“A Arte não reproduz o visível, ela faz visível” (Paul Klee)
“Só se vê aquilo que se olha”. Tudo o que se vê por princípio está ao alcance do olhar. O mundo visível e o mundo dos projetos motores são partes totais do mesmo ser; e é essa concepção que nos impede conceber que a visão é como uma operação do pensamento, levantada diante do espírito, formando um quadro ou uma representação do mundo.
“O corpo é ao mesmo tempo vidente e visível”, tem uma face e um dorso, um passado e um futuro, entre outras coisas.
Para Merleau Ponty o espírito sai pelos olhos para ir passear pelas coisas, e como diz Max Ernest: “assim como o papel do poeta, desde a célebre carta do vidente, consiste em escrever sob a inspiração do que se pensa, do que se articula nele, o papel do pintor é cercar e projetar o que nele se vê”.
Como, por exemplo, o espelho, que surgiu no circuito aberto do corpo vidente - visível. O espelho aparece porque há uma reflexidade do sensível, ele a traduz e reduplica; já um cartesiano não se vê no espelho, vê um manequim, um exterior do qual tem todas as razões de pensar que os outros igualmente o veem, se ele se reconhece no espelho é um efeito da mecânica das coisas, no entanto é seu pensamento que tece esse vínculo, a imagem especular nada é dele. São apenas, portanto, pensamentos que formamos, e não atributo das coisas mesmas.
“Não há visão sem pensamento. Mas não basta pensar para ver”. A visão é um pensamento condicionado; nasce por ocasião daquilo que sucede no corpo, é excitada a pensar por ele, tudo o que se diz e se pensa da visão faz dela um pensamento, mas o enigma da visão não é eliminado: ele é remetido do "pensamento de ver" para a visão em ato.
Ponty afirma que a alma pensa segundo o corpo e não segundo ela própria; talvez ele concorde com Platão nesse ponto, pois para ele a alma e o corpo estão unidos e, enquanto assim permanecerem, a alma não pode ser totalmente livre ou pura, pois o corpo está submetido aos desejos, paixões, dúvidas, entre tantas outras mais.
Prosseguindo, “a visão do pintor não é mais um olhar sobre um exterior, reação físico-óptica” (P. Klee) somente com o mundo. O mundo não está mais adiante dele por representação: antes o pintor é que nasce nas coisas como por concentração e vinda a si do visível.
Klee diz que o pintor teria nessecidade de um entrelaçamento de linhas tão embrulhado que já não poderia tratar-se de uma representação verdadeiramente elementar.

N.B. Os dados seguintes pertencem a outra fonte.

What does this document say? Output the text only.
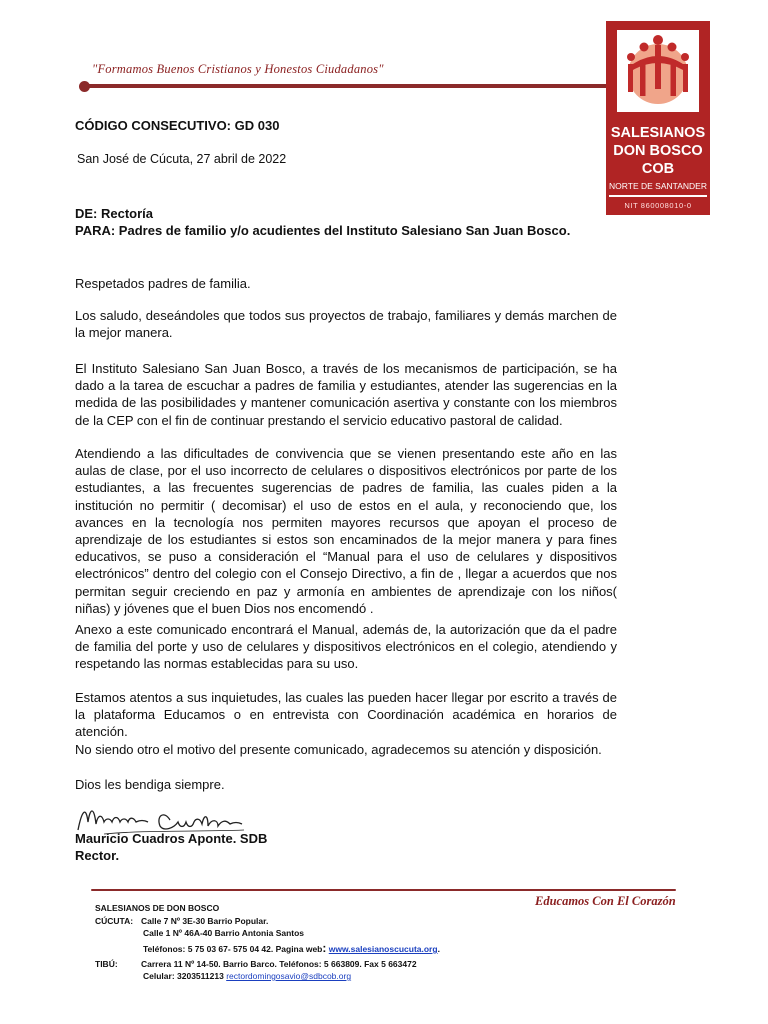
"Formamos Buenos Cristianos y Honestos Ciudadanos"
SALESIANOS
DON BOSCO
COB
NORTE DE SANTANDER
NIT 860008010-0
CÓDIGO CONSECUTIVO: GD 030
San José de Cúcuta, 27 abril de 2022
DE: Rectoría
PARA: Padres de familio y/o acudientes del Instituto Salesiano San Juan Bosco.
Respetados padres de familia.
Los saludo, deseándoles que todos sus proyectos de trabajo, familiares y demás marchen de la mejor manera.
El Instituto Salesiano San Juan Bosco, a través de los mecanismos de participación, se ha dado a la tarea de escuchar a padres de familia y estudiantes, atender las sugerencias en la medida de las posibilidades y mantener comunicación asertiva y constante con los miembros de la CEP con el fin de continuar prestando el servicio educativo pastoral de calidad.
Atendiendo a las dificultades de convivencia que se vienen presentando este año en las aulas de clase, por el uso incorrecto de celulares o dispositivos electrónicos por parte de los estudiantes, a las frecuentes sugerencias de padres de familia, las cuales piden a la institución no permitir ( decomisar) el uso de estos en el aula, y reconociendo que, los avances en la tecnología nos permiten mayores recursos que apoyan el proceso de aprendizaje de los estudiantes si estos son encaminados de la mejor manera y para fines educativos, se puso a consideración el “Manual para el uso de celulares y dispositivos electrónicos” dentro del colegio con el Consejo Directivo, a fin de , llegar a acuerdos que nos permitan seguir creciendo en paz y armonía en ambientes de aprendizaje con los niños( niñas) y jóvenes que el buen Dios nos encomendó .
Anexo a este comunicado encontrará el Manual, además de, la autorización que da el padre de familia del porte y uso de celulares y dispositivos electrónicos en el colegio, atendiendo y respetando las normas establecidas para su uso.
Estamos atentos a sus inquietudes, las cuales las pueden hacer llegar por escrito a través de la plataforma Educamos o en entrevista con Coordinación académica en horarios de atención.
No siendo otro el motivo del presente comunicado, agradecemos su atención y disposición.
Dios les bendiga siempre.
Mauricio Cuadros Aponte. SDB
Rector.
Educamos Con El Corazón
SALESIANOS DE DON BOSCO
CÚCUTA: Calle 7 Nº 3E-30 Barrio Popular.
Calle 1 Nº 46A-40 Barrio Antonia Santos
Teléfonos: 5 75 03 67- 575 04 42. Pagina web: www.salesianoscucuta.org.
TIBÚ:	Carrera 11 Nº 14-50. Barrio Barco. Teléfonos: 5 663809. Fax 5 663472
Celular: 3203511213 rectordomingosavio@sdbcob.org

A ideia de uma pintura universal, de uma totalização da pintura, de uma pintura inteiramente realizada, é destituída de sentido.
"Será que o mais alto ponto da razão é verificar esse deslizamento do solo debaixo de nossos pés, é chamar pomposamente de interrogação um estado de estupefação continuada de pesquisa um caminhar em círculo de ser aquilo que nunca é completamente?" (M. Ponty). Se nenhuma pintura remata a pintura, se mesmo nenhuma obra se remata absolutamente, cada criação muda, altera, aclara, aprofunda, confirma, exalta, recria ou cria de antemão todas as outras. Essa afirmação de Ponty nos eleva ao maravilhoso mundo da arte.
O olho realiza o prodígio de abrir à alma aquilo que não é alma. Um pintor não pode consentir em que a abertura ao mundo seja ilusória ou indireta, em que o que se vê não seja o próprio mundo, em que o espírito só tem que se conformar com os seus pensamentos ou com outro espírito. Finalmente, isso quer dizer que é próprio do visível ter um pano de fundo invisível no sentido próprio que ele torna presente como uma certa ausência.
“O que tento traduzir-vos é mais misterioso, emaranha-se nas próprias raízes do ser, na fonte impalpável das sensações” (J. Gasquet, Cézanne).
MERLEAU-PONTY, Maurice. O olho e o espírito. In: Coleção “Os Pensadores”, São Paulo: Abril Cultural, 1994.